Since we are not impartial, or capable of reading with a fresh eye, we need to get someone else to read it. Human beings do have their uses, after all. You don’t need an editor to tell you that a sentence or section makes no sense. Perhaps you forgot some punctuation, or even entire sentences that still feature in your brain, but that you failed to be write down at the time. When someone reads what you have written for the first time, he or she is trying to make sense of what is being presented. If it’s incoherent, the person is going to tell you precisely where it falls apart. Now, you can rewrite your sentences from a new perspective.

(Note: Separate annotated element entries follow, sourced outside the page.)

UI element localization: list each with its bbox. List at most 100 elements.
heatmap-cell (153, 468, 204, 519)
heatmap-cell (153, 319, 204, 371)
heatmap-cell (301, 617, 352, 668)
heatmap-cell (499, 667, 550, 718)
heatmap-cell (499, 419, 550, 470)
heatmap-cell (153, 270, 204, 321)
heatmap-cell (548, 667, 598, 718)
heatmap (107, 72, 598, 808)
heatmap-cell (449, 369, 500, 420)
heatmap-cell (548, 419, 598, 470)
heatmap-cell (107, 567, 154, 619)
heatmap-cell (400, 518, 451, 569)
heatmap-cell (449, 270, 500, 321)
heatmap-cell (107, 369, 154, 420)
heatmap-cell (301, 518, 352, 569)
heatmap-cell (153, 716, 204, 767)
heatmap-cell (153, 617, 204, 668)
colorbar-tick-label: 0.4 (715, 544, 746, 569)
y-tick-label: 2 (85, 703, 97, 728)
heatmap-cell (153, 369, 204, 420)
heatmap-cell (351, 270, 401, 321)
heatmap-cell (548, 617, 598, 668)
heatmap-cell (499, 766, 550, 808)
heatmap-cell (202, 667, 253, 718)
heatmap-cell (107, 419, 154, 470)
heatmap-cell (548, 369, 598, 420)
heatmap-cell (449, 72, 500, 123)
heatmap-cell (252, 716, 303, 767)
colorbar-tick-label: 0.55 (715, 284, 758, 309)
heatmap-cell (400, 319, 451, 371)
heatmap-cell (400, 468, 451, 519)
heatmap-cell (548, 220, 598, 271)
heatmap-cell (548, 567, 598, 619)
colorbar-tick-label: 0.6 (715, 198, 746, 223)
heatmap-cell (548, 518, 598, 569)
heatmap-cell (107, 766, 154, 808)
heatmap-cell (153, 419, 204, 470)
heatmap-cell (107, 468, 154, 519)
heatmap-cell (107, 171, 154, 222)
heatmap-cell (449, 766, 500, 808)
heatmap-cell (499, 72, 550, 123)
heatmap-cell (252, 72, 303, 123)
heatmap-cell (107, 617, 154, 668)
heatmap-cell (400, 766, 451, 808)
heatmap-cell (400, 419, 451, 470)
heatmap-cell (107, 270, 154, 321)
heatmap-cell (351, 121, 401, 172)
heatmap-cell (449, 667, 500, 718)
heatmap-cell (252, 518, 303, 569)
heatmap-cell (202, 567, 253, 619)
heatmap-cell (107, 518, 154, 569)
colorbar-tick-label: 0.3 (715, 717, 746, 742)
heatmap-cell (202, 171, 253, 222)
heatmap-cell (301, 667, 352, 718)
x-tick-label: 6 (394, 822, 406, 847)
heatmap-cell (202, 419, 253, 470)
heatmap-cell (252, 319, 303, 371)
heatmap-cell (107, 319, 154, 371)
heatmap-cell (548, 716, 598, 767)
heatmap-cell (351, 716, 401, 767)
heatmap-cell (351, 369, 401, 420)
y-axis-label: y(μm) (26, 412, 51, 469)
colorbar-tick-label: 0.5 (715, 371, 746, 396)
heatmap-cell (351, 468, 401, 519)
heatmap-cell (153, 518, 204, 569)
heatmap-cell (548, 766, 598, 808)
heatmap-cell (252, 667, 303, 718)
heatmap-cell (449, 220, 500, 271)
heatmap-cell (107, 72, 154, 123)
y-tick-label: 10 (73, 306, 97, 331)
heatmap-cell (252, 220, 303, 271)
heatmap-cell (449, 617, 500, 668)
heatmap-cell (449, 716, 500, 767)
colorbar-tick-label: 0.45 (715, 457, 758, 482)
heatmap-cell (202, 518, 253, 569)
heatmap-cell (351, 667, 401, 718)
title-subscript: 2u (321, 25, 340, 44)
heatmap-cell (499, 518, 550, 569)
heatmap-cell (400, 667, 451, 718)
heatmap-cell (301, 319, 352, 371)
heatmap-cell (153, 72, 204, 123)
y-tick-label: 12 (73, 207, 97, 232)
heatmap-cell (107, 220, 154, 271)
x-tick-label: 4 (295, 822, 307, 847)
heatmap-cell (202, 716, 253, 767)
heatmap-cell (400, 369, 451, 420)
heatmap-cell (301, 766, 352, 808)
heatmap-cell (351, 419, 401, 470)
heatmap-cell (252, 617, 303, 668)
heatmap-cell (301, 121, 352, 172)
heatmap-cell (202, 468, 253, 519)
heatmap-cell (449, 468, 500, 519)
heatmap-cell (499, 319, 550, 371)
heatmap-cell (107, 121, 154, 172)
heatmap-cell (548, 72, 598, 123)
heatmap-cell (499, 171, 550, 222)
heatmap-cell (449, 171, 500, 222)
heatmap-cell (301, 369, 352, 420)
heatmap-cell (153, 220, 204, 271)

If you live isolated in a cave like me, you may not have many people on hand to test your prose. In this case, I strongly urge you to get a telephone cable connected. You will discover the whole World Wide Web out there. Make friends and bounce ideas around. Failing that, simply leave what you have written for long enough until it reads afresh.

As with any other discipline, practice makes you nuts, but it brings you one step closer to perfection. You may never achieve perfection, but it’s in the striving that you grow, and develop your mastery. A concert pianist does not become thus by lying on the couch dreaming of treble clefts. He excels by spending untold hours tickling, pounding, and caressing the ivories of a keyboard.

What else will help a motivated writer on his or her path? Read copiously because it will lead to the evolution of your penmanship, especially if you read works on the art of prose and grammar. Abusing creative licence and breaking basic rules are the ignorant tools of a lazy writer. When you comprehend the basics of the English language, you will understand that there is nothing creative in breaking the rules with little effect. You merely look illiterate.

In closing, let me leave you with a final word of advice: write!